In the first place, Madame de Frontignac belonged to high society, and that was pro; for Mrs. Scudder prayed daily against worldly vanities, because she felt a little traitor in her heart that was ready to open its door to them if not constantly talked down. In the second place, Madame de Frontignac was French, there was a con; for Mrs. Scudder had enough of her father John Bull in her heart to have a very wary look-out on anything French. But then, in the third place, she was out of health and unhappy, and there was a pro again; for Mrs. Scudder was as kind and motherly a soul as ever breathed. But then she was a Catholic, con. But the Doctor and Mary might convert her, pro. And then Mary wanted her, pro. And she was a pretty, bewitching, loveable creature, pro. The pros had it; and it was agreed that Madame de Frontignac should be installed as proprietress of the spare chamber, and she sat down to the tea-table that evening in the great kitchen.
CHAPTER XXVI.
The domesticating of Madame de Frontignac as an inmate of the cottage, added a new element of vivacity to that still and unvaried life. One of the most beautiful traits of French nature is that fine gift of appreciation, which seizes at once the picturesque side of every condition of life, and finds in its own varied storehouse something to assort with it. As compared with the Anglo-Saxon, the French appear to be gifted with a naïve childhood of nature, and to have the power that children have of gilding every scene of life with some of their own poetic fancies.
Madame de Frontignac was in raptures with the sanded floor of her little room, which commanded, through the apple-boughs, a little morsel of a sea-view.

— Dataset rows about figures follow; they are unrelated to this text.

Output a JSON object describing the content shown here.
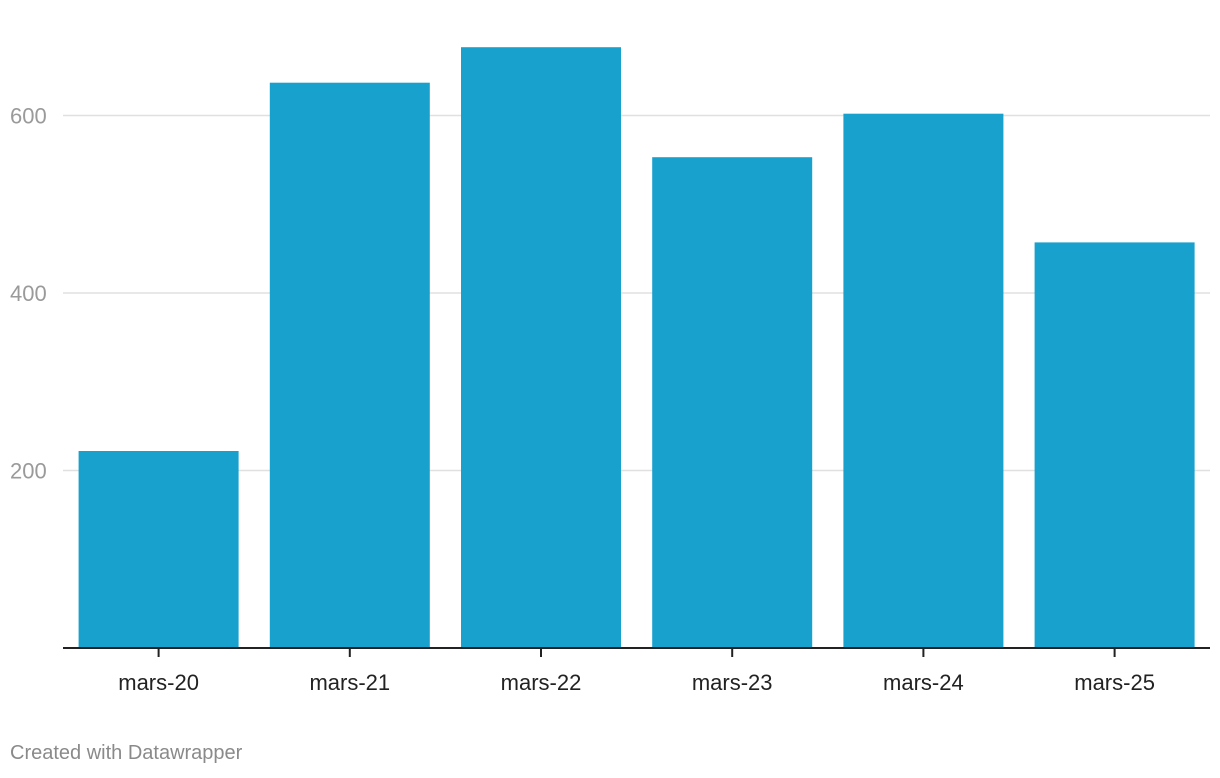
{
  "chart_data": {
    "type": "bar",
    "categories": [
      "mars-20",
      "mars-21",
      "mars-22",
      "mars-23",
      "mars-24",
      "mars-25"
    ],
    "values": [
      222,
      637,
      677,
      553,
      602,
      457
    ],
    "ylim": [
      0,
      700
    ],
    "y_ticks": [
      200,
      400,
      600
    ],
    "grid": true,
    "bar_color": "#18a1cd"
  },
  "footer": {
    "credit": "Created with Datawrapper"
  }
}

She could fancy it was a nymph’s cave, she said.
‘Yes, ma Marie, I will play Calypso, and you shall play Telemachus, and Dr. Hopkins shall be Mentor. Mentor was so very, very good, only a little bit—dull,’ she said, pronouncing the last word with a wicked accent, and lifting her hands with a whimsical gesture like a naughty child who expects a correction.
Mary could not but laugh; and as she laughed more colour rose in her waxen cheeks than for many days before.
Madame de Frontignac looked triumphant as a child who has made its mother laugh, and went on laying things out of her trunk into her drawers with a zeal that was quite amusing to see.
‘You see, ma blanche, I have left all Madame’s clothes at Philadelphia, and brought only those that belong to Verginie,—no tromperie, no feathers, no gauzes, no diamonds, only white dresses and my straw hat en bergère. I brought one string of pearls that was my mother’s; but pearls, you know, belong to the sea-nymphs. I will trim my hat with sea-weed and buttercups together, and we will go out on the beach to-night and get some gold and silver shells to dress ma miroir.’